# IR support for the Android TiVo App



## eboydog (Mar 24, 2006)

While it appears there may be little application updates for the Android app, it would be totally awesome if the Android TiVo app would support the IR interface that many of the Samsung Android tablets have. 

That would create a one hell of a custom remote control were you could operate everything from the touch screen, the biggest problem with the network remote control currently used is not having any control for the tv power & volume. Samsung includes a remote control application that can control the TiVo though IR which doesn't include the alphanumeric keypad of course. 

It would be very useful to have an all in one app remote control that would combine multiple device IR commands along with the network Tivo remote that allows the alphanumeric keypad. But now after thinking about it I doubt such would happen as it would hurt TiVo's slide pro remote sales. 
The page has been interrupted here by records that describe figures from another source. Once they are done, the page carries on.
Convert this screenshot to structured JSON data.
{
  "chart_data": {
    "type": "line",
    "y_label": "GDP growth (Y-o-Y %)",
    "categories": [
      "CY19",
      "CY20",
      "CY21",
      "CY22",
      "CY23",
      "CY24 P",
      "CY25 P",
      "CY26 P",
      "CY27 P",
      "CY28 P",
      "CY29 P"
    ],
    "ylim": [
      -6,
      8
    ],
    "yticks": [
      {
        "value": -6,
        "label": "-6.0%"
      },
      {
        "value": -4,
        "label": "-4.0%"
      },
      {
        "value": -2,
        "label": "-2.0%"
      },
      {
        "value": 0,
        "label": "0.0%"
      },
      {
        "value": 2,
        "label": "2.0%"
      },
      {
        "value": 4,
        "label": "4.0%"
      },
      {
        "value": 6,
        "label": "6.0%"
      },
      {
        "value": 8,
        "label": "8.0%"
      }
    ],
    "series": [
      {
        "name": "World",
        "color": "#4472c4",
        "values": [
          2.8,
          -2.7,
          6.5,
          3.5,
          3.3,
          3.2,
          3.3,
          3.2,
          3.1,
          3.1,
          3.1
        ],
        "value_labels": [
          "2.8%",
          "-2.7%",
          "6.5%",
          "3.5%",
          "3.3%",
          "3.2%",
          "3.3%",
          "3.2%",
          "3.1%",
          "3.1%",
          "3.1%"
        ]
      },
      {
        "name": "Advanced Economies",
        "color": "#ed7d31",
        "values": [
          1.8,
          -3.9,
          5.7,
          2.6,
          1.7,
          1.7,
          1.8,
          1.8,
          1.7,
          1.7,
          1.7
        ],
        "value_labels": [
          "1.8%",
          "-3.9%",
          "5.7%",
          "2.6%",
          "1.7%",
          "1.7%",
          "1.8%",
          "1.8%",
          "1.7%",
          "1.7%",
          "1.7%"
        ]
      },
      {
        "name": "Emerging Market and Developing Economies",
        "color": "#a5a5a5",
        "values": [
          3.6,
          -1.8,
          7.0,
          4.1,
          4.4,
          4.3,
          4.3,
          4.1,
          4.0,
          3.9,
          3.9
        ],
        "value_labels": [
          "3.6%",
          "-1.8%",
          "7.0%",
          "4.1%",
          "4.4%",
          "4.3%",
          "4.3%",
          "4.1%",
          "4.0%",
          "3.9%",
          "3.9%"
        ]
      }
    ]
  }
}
Another drawback might be tablet support, other than Samsung, what other manufacturers have a IR transmitter in their tablets/devices? Of course palm pilot did this back in the day but there aren't even in business any more are they?


----------



## bradleys (Oct 31, 2007)

eboydog said:


> ...other than Samsung, what other manufacturers have a IR transmitter in their tablets/devices?


----------



## eboydog (Mar 24, 2006)

Well OK perhaps Tivo will write an app just for me and my Samsung tablet? I would be willing beta test! 

Sure it can't cost much since they don't appear to be working on any other Apple or Android applications, I thought is was the hardware engineers they got rid of, did they fire all the programmers too?


----------